State constitutions already provide broader protections for free speech, property rights, and the right to privacy than their federal counterpart does. And the Supreme Court has recognized that “regulation of health and safety is ‘primarily, and historically, a matter of local concern.’ ” While federal officials can sometimes override state choices, states have “great latitude … to legislate as to the protection of the lives, limbs, health, comfort, and quiet of all persons.” Thus, states can protect the rights of doctors, patients, and medical professionals to share truthful information about legal medical treatments.

The Grand Canyon State recently took the first step toward using this power to protect the freedom to share information about off‐​label uses. Last March, Gov. Doug Ducey signed the Free Speech in Medicine Act, a new state law that safeguards the free speech rights of those in the medical field to share truthful research and information about alternative uses for FDA‐​approved medicines. The act passed the state legislature with unanimous bipartisan support and made Arizona the first state in the country to enact this protection. It will expand the number of treatment options in doctors’ toolkits, enhance patients’ medical autonomy, and increase access to health care.

The act was an obvious and uncontroversial reform. When doctors are fully informed about the lawful treatment options available to them, they can best serve their patients’ individual needs. The law applies only to truthful communications, meaning information that is “not misleading, not contrary to fact, and consistent with generally accepted scientific principles.”

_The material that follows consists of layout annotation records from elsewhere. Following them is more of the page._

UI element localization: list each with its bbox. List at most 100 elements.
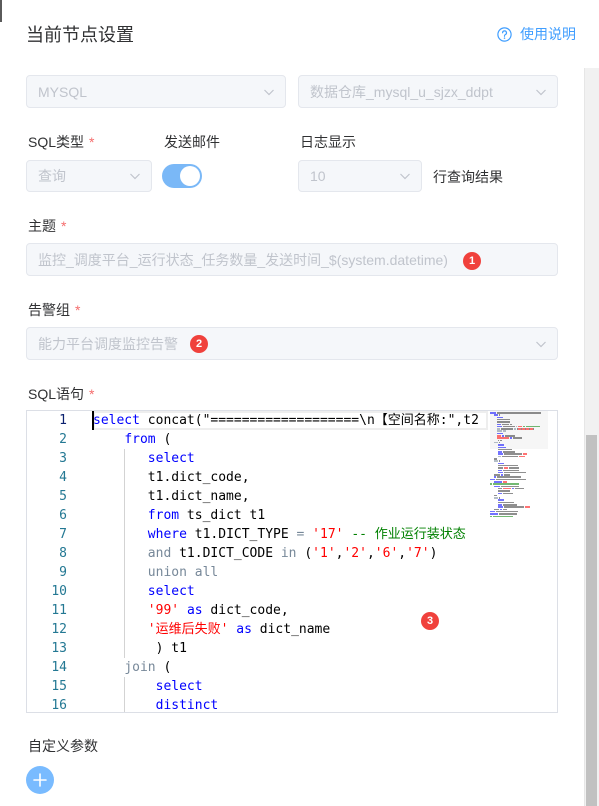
log-display-label: 日志显示 xyxy=(300,134,356,150)
minimap-line xyxy=(497,412,541,414)
sql-type-select[interactable]: 查询 xyxy=(26,160,152,192)
code-line: select xyxy=(93,677,203,696)
code-keyword: distinct xyxy=(155,698,219,712)
code-string: '1' xyxy=(312,546,336,561)
minimap-line xyxy=(490,515,492,518)
code-line: '99' as dict_code, xyxy=(93,601,289,620)
minimap-line xyxy=(512,487,514,490)
code-string: '99' xyxy=(147,603,180,618)
code-string: '2' xyxy=(343,546,367,561)
code-text: ( xyxy=(296,546,313,561)
alert-group-select[interactable]: 能力平台调度监控告警 xyxy=(26,327,558,360)
line-number: 2 xyxy=(59,432,67,447)
minimap-line xyxy=(490,483,492,485)
code-keyword: from xyxy=(124,432,156,447)
code-keyword: as xyxy=(186,603,203,618)
minimap[interactable] xyxy=(490,411,548,712)
code-comment: -- 作业运行装状态 xyxy=(351,527,466,542)
log-rows-suffix: 行查询结果 xyxy=(433,169,503,185)
minimap-line xyxy=(533,428,534,430)
datasource-type-value: MYSQL xyxy=(38,83,88,100)
required-mark: * xyxy=(61,218,67,234)
line-number: 5 xyxy=(59,489,67,504)
code-operator: join xyxy=(124,660,156,675)
custom-params-label: 自定义参数 xyxy=(28,738,98,754)
code-area[interactable]: select concat("===================\n【空间名… xyxy=(93,411,488,712)
code-text: concat("===================\n【空间名称:",t2 xyxy=(139,413,479,428)
code-text: ) xyxy=(429,546,438,561)
subject-label-text: 主题 xyxy=(28,218,56,234)
sql-editor[interactable]: 1 2 3 4 5 6 7 8 9 10 11 12 13 14 15 16 select concat("=… xyxy=(26,410,558,713)
code-keyword: select xyxy=(93,413,140,428)
code-text: , xyxy=(366,546,375,561)
code-line: select xyxy=(93,449,195,468)
plus-icon xyxy=(33,773,47,787)
code-text: , xyxy=(398,546,407,561)
code-line: t1.dict_code, xyxy=(93,468,250,487)
line-numbers-gutter: 1 2 3 4 5 6 7 8 9 10 11 12 13 14 15 16 xyxy=(27,411,67,712)
minimap-line xyxy=(503,430,506,432)
minimap-line xyxy=(498,455,501,458)
code-line: join ( xyxy=(93,658,171,677)
line-number: 15 xyxy=(51,679,67,694)
code-string: '运维后失败' xyxy=(147,622,229,637)
annotation-badge: 1 xyxy=(463,252,481,270)
code-string: '7' xyxy=(406,546,430,561)
code-operator: in xyxy=(280,546,297,561)
minimap-line xyxy=(493,515,513,518)
code-text: t1.dict_code, xyxy=(93,470,250,485)
code-line: select xyxy=(93,582,195,601)
code-text: dict_name xyxy=(251,622,331,637)
line-number: 3 xyxy=(59,451,67,466)
minimap-line xyxy=(519,455,525,458)
minimap-line xyxy=(510,437,512,439)
alert-group-label-text: 告警组 xyxy=(28,302,70,318)
help-label: 使用说明 xyxy=(520,26,576,42)
alert-group-label: 告警组 * xyxy=(28,301,80,319)
line-number: 10 xyxy=(51,584,67,599)
code-line: union all xyxy=(93,563,218,582)
scrollbar-thumb[interactable] xyxy=(586,435,597,806)
code-keyword: select xyxy=(147,451,195,466)
datasource-instance-value: 数据仓库_mysql_u_sjzx_ddpt xyxy=(310,83,493,100)
code-text: ( xyxy=(155,432,172,447)
datasource-instance-select[interactable]: 数据仓库_mysql_u_sjzx_ddpt xyxy=(298,75,558,108)
send-email-label: 发送邮件 xyxy=(164,134,220,150)
code-line: from ( xyxy=(93,430,171,449)
code-line: from ts_dict t1 xyxy=(93,506,265,525)
help-link[interactable]: 使用说明 xyxy=(497,25,576,43)
page-title: 当前节点设置 xyxy=(26,25,134,45)
code-operator: union all xyxy=(147,565,219,580)
code-line: distinct xyxy=(93,696,219,712)
minimap-line xyxy=(500,439,502,442)
sql-label-text: SQL语句 xyxy=(28,386,85,402)
code-text: ( xyxy=(155,660,172,675)
add-param-button[interactable] xyxy=(26,766,54,794)
line-number: 12 xyxy=(51,622,67,637)
code-text: dict_code, xyxy=(202,603,289,618)
line-number: 14 xyxy=(51,660,67,675)
code-keyword: select xyxy=(155,679,203,694)
send-email-toggle[interactable] xyxy=(162,164,202,188)
datasource-type-select[interactable]: MYSQL xyxy=(26,75,286,108)
code-string: '17' xyxy=(312,527,344,542)
code-text: t1.DICT_CODE xyxy=(171,546,281,561)
minimap-line xyxy=(502,455,518,458)
code-keyword: from xyxy=(147,508,180,523)
code-line: select concat("===================\n【空间名… xyxy=(93,411,479,430)
code-text: ts_dict t1 xyxy=(179,508,266,523)
code-string: '6' xyxy=(374,546,399,561)
log-rows-select[interactable]: 10 xyxy=(298,160,422,192)
code-keyword: select xyxy=(147,584,195,599)
code-line: '运维后失败' as dict_name xyxy=(93,620,330,639)
sql-type-label-text: SQL类型 xyxy=(28,134,85,150)
alert-group-value: 能力平台调度监控告警 xyxy=(38,335,178,352)
subject-label: 主题 * xyxy=(28,217,66,235)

Some might argue that the new law does not go far enough, given that it only applies to communication between pharmaceutical manufacturers and licensed professionals, and does not allow pharmaceutical manufacturers to advertise off‐​label uses directly to the public. Patients will have to rely on doctors to receive, digest, and translate that information for their use. Nevertheless, the act is a major step forward in the effort to rescue patients and medical professionals from the FDA’s gag rule.

As the Supreme Court put it 40 years ago in Virginia Board of Pharmacy v. Virginia Citizens Consumer Council, “Information is not in itself harmful.… People will perceive their own best interests if only they are well enough informed, and … the best means to that end is to open the channels of communication rather than to close them.” This is especially true in cases where the thing being communicated—here, prescribing off‐​label treatments—is itself lawful. Or, to borrow a line that the Court attributed to a Vermont doctor, “We have a saying in medicine: information is power. And the more you know, or anyone knows, the better decisions can be made.”